Pour les grands temps nouveaux où l'on voudra savoir,
 
Où l'Homme forgera du matin jusqu'au soir,
 
Chasseur des grands effets, chasseur des grandes causes;
 
Où, lentement vainqueur, il domptera les choses
 
Et montera sur Tout, comme sur un cheval.
 
 
 
(Le Forgeron).
 
Si les temps revenaient, les temps qui, sont venus!...
 
Car l'Homme a fini, l'Homme a joué tous les rôles.
 
Au grand jour, fatigué de briser des idoles,
 
Il ressuscitera, libre de tous ses dieux...
 
 
 
(Soleil et Chair).
 
Il n'aimait pas Dieu, mais les hommes qu'au soir fauve,
 
Noirs, en blouse, il voyait rentrer dans les faubourgs...
 
 
 
(Les Poètes de Sept Ans).
 
‘Car ma communion première est bien passé.
 
Tes baisers, je ne puis jamais les avoir sus:
 
Et mon coeur et ma chair par ta chair embrassée
 
Fourmillent du baiser putride de Jésus!’
 
 
 
Christ! ô Christ, éternel voleur d'énergies...
 
 
 
(Les Premières Communions).

De laatste geschriften van Rimbaud, indien zij al minder duidelijk mochten zijn, verraden toch niet minder hetzelfde verzet, dezelfde haat, dezelfde verachting. Men moet een goede wil hebben die alles doorstaat, of een geweldig vermogen tot zelfbedrog, om, zooals men dat gedaan heeft, de ontboezemingen van Sainte-Chantal te vergelijken met deze bewonderenswaardige en zoo juiste woorden van Rimbaud:

‘Prêtres, professeurs, maîtres, vous vous trompez en me livrant à la justice. Je n'ai jamais été de ce peuple-ci; je n'ai jamais été chrétien; je suis de la race qui chantait dans le supplice; je ne comprend pas les lois; je n'ai pas le sens moral, je suis une brute: vous vous trompez.’

En deze:

‘Je ne me crois pas embarqué pour une noce avec Jésus-Christ pour beau-père. Je ne suis pas prisonnier de ma raison. J'ai dit: Dieu. Je veux la liberté dans le salut.’
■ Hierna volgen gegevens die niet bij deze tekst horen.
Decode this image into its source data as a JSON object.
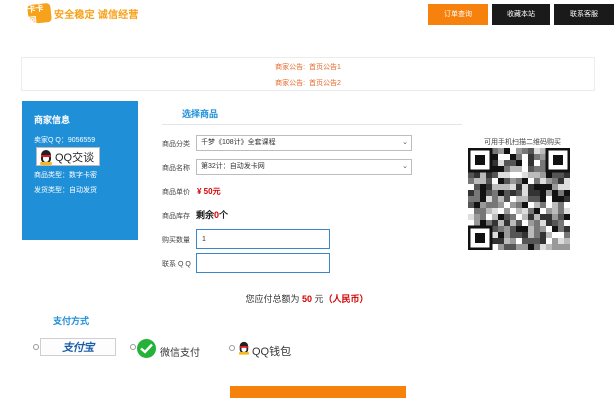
{
  "header": {
    "logo_mark": "卡卡网",
    "logo_text": "安全稳定 诚信经营",
    "nav": [
      {
        "label": "订单查询",
        "active": true
      },
      {
        "label": "收藏本站",
        "active": false
      },
      {
        "label": "联系客服",
        "active": false
      }
    ]
  },
  "notice": {
    "lines": [
      {
        "prefix": "商家公告:",
        "text": "首页公告1"
      },
      {
        "prefix": "商家公告:",
        "text": "首页公告2"
      }
    ]
  },
  "merchant": {
    "title": "商家信息",
    "qq": "卖家Q Q：9056559",
    "qq_button": "QQ交谈",
    "product_type": "商品类型：数字卡密",
    "delivery_type": "发货类型：自动发货"
  },
  "product": {
    "title": "选择商品",
    "category_label": "商品分类",
    "category_value": "千梦《108计》全套课程",
    "name_label": "商品名称",
    "name_value": "第32计：自动发卡网",
    "price_label": "商品单价",
    "price_value": "¥ 50元",
    "stock_label": "商品库存",
    "stock_prefix": "剩余",
    "stock_num": "0",
    "stock_unit": "个",
    "quantity_label": "购买数量",
    "quantity_value": "1",
    "contact_label": "联系 Q Q",
    "contact_value": ""
  },
  "qr": {
    "caption": "可用手机扫描二维码购买"
  },
  "total": {
    "prefix": "您应付总额为",
    "amount": "50",
    "unit": "元",
    "currency": "（人民币）"
  },
  "payment": {
    "title": "支付方式",
    "alipay": "支付宝",
    "wechat": "微信支付",
    "qqpay": "QQ钱包"
  },
  "colors": {
    "accent_orange": "#f7810d",
    "brand_blue": "#1f8fd8",
    "price_red": "#d40000"
  }
}
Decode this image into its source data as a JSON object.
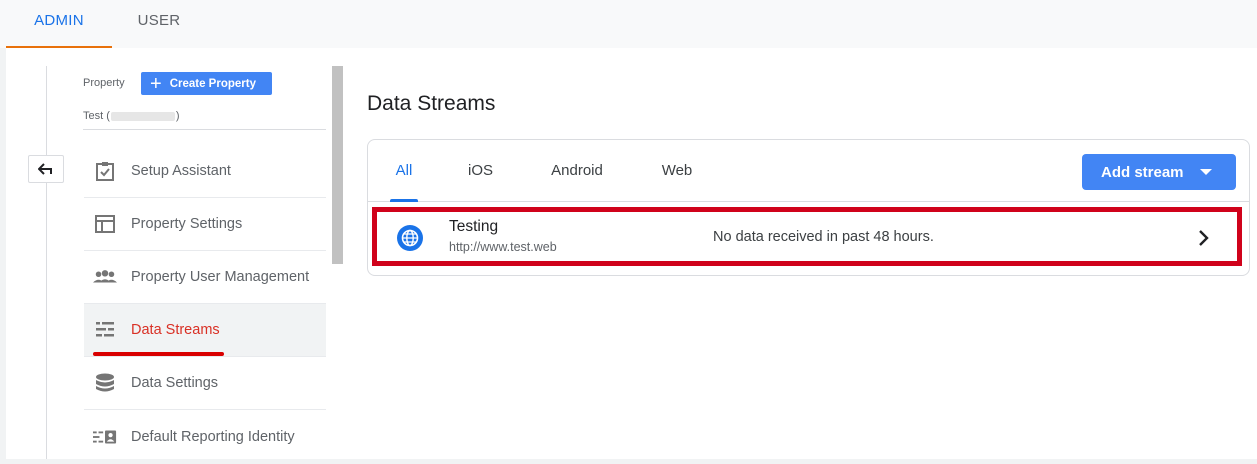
{
  "top_tabs": {
    "admin": "ADMIN",
    "user": "USER"
  },
  "property": {
    "label": "Property",
    "create_button": "Create Property",
    "name_prefix": "Test (",
    "name_suffix": ")"
  },
  "nav": {
    "items": [
      {
        "label": "Setup Assistant",
        "icon": "clipboard-check-icon"
      },
      {
        "label": "Property Settings",
        "icon": "layout-icon"
      },
      {
        "label": "Property User Management",
        "icon": "people-icon"
      },
      {
        "label": "Data Streams",
        "icon": "streams-icon",
        "active": true
      },
      {
        "label": "Data Settings",
        "icon": "database-icon"
      },
      {
        "label": "Default Reporting Identity",
        "icon": "identity-icon"
      }
    ]
  },
  "main": {
    "title": "Data Streams",
    "tabs": [
      "All",
      "iOS",
      "Android",
      "Web"
    ],
    "selected_tab": "All",
    "add_button": "Add stream",
    "stream": {
      "name": "Testing",
      "url": "http://www.test.web",
      "status": "No data received in past 48 hours."
    }
  },
  "colors": {
    "accent_blue": "#1a73e8",
    "button_blue": "#4285f4",
    "active_red": "#d93025",
    "highlight_red": "#d0021b",
    "tab_underline_orange": "#e8710a"
  }
}
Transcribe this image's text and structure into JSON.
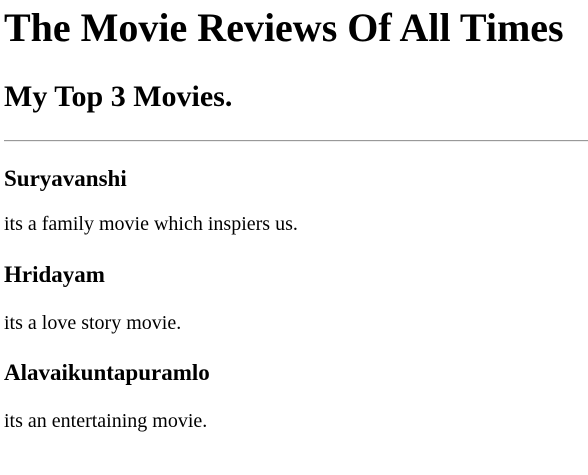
{
  "page": {
    "title": "The Movie Reviews Of All Times",
    "subtitle": "My Top 3 Movies."
  },
  "movies": [
    {
      "name": "Suryavanshi",
      "review": "its a family movie which inspiers us."
    },
    {
      "name": "Hridayam",
      "review": "its a love story movie."
    },
    {
      "name": "Alavaikuntapuramlo",
      "review": "its an entertaining movie."
    }
  ]
}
Er is geen andere Rimbaud dan de Anarchist. Vijand van Frankrijk, vijand van Charleville, waar hij geboren werd. Hoor hem:

‘Ma ville natale est supérieurement idiote entre les petites villes de province.’ (Brief van 25 Aug. 1810).
‘Musset est quatorze fois exécrable pour nous, générations douloureuses et prises de visions - que sa paresse d'ange a insultées! Oh! les contes et les proverbes fadasses! O les Nuits, ô Rolla, ô Namouna, ô la Coupe! Tout est français, c'est à dire haïssable au suprême degré.’ (5 Mei 1871).

Vijand van den arbeid:

‘J'ai horreur de tous les métiers. Maîtres et ouvriers, tous paysans, ignobles. La main à plume vaut la main à charrue. - Quel siècle à mains! - Je n'aurai jamais ma main.’ (Une Saison en Enfer).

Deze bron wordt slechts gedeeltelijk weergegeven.